Daily ETF Watch: 2nd Carbon Fund Launches

December 09, 2014

(Editor's note: A previous version of this story erroneously said that "LOWC," a fund from SSgA, had an annual expense ratio of 30 basis points. After a fee waiver of 10 basis points, the fund's expense ratio is actually 20 basis points. A corrected version follows. We regret the error.)

iShares, the world’s largest ETF company, today launched a carbon-targeting fund that is based on the same index as a fund rolled out by State Street Global Advisors last month. Both funds have the same annual expense ratio after fee waivers that dropped the full price stipulated in each fund's prospectus.

The iShares MSCI ACWI Low Carbon Target ETF will trade with the symbol “CRBN” and comes with a net annual expense ratio of 20 basis points, or $20 for each $10,000 invested. SSgA’s SPDR MSCI ACWI Low Carbon Target ETF (LOWC) also has a net annual expense ratio of 20 basis points.

Both funds reflect business-development sensibilities among fund sponsors that are built on research suggesting climate change is linked to carbon emissions. Such gases contribute to the so-called greenhouse effect and rising temperatures.

While a tough row to hoe, scientists argue that the only way to slow the temperature rise is to cut carbon emissions. That's the idea behind the index and the funds: Companies with relatively low carbon profiles are likely to be rewarded over time in the form of rising valuations.

Both ETFs have their primary listings on NYSE Arca, and both built around the same index, the MSCI ACWI Low Carbon Target Index.

State Street’s LOWC has net assets of slightly more than $22 million, according to information posted on the company’s website.

Under The Hood Of A Novel Index

The MSCI ACWI Low Carbon Target Index is designed to overweight companies that have low carbon emissions and is derived from the MSCI All Country World Index, which covers emerging and developed markets around the globe, according to the prospectuses of both funds.

Weightings are determined by each company’s “carbon exposure,” which is based on greenhouse gas emissions and potential fossil-fuel-generated greenhouse gas emissions.

The index is designed to maintain a tracking error within 30 basis points of the performance of the MSCI ACWI, and limits the weight of a company to no more than 20 times its weight in the MSCI ACWI.
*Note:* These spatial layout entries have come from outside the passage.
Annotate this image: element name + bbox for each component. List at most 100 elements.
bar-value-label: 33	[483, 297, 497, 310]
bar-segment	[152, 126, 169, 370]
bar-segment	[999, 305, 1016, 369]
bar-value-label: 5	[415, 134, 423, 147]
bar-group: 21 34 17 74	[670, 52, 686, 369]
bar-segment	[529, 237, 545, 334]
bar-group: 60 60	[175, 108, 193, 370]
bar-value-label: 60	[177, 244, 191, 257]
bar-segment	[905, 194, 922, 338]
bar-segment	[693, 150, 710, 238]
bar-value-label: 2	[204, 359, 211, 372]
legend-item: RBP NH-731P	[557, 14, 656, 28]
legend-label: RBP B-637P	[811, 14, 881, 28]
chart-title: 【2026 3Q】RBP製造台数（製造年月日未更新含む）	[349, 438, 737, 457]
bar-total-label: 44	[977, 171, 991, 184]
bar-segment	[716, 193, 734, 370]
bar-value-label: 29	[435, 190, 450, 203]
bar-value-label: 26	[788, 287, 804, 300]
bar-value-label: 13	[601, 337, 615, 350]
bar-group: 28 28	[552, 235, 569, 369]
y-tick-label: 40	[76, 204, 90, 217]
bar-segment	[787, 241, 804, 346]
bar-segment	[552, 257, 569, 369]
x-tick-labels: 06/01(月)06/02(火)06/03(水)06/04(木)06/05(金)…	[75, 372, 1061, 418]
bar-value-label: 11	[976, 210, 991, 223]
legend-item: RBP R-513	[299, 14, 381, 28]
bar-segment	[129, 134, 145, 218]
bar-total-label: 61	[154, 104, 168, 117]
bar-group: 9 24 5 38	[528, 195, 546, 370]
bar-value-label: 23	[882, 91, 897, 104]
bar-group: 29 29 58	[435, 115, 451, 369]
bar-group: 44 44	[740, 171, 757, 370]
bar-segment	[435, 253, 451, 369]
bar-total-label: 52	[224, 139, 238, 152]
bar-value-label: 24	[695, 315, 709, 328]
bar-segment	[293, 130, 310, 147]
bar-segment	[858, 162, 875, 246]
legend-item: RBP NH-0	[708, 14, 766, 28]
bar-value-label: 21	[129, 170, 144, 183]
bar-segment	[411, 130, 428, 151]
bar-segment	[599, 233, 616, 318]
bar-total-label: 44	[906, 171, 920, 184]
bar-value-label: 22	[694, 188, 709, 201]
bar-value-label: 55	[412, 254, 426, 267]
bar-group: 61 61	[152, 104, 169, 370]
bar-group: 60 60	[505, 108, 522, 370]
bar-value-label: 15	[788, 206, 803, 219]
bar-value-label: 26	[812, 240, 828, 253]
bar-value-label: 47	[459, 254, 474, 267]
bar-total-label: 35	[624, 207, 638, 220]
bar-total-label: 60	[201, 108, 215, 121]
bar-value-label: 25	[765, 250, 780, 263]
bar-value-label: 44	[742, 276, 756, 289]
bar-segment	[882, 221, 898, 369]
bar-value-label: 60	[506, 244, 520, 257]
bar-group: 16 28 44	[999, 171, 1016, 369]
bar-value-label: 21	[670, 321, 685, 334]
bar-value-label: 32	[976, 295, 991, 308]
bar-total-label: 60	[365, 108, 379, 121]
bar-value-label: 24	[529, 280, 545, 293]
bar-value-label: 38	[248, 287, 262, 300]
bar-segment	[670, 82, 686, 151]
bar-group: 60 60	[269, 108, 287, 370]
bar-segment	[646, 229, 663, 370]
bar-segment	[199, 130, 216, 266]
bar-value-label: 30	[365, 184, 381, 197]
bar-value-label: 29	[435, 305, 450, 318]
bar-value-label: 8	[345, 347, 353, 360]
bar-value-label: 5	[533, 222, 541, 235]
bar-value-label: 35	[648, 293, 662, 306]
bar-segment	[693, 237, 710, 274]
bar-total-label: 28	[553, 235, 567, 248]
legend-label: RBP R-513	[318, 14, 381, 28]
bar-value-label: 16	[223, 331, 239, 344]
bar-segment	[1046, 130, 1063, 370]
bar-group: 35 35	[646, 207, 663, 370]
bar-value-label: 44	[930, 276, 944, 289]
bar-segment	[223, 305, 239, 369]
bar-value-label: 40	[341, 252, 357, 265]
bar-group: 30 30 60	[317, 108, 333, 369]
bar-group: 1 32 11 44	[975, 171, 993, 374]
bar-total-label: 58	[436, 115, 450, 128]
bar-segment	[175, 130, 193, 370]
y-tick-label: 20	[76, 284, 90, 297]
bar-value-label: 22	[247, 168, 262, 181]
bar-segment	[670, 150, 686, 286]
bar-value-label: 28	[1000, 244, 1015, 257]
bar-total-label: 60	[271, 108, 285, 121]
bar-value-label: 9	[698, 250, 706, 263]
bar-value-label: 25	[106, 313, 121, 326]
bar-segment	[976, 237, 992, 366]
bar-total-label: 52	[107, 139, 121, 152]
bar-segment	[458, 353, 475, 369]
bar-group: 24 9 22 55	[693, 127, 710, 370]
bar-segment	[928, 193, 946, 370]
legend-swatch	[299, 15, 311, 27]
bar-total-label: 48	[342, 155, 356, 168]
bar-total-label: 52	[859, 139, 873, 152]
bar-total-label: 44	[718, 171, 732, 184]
Country and sector weights must be within 2 percent of their weights in the MSCI ACWI, but the energy sector is not subject to any limits, according to the prospectuses.

Again, the SSgA fund is the first-to-market in terms of carbon emissions weighting. Although there are a number of funds investing in companies involved in clean energy activities, there is not yet a fund that weights companies from every industry by their environmental effect.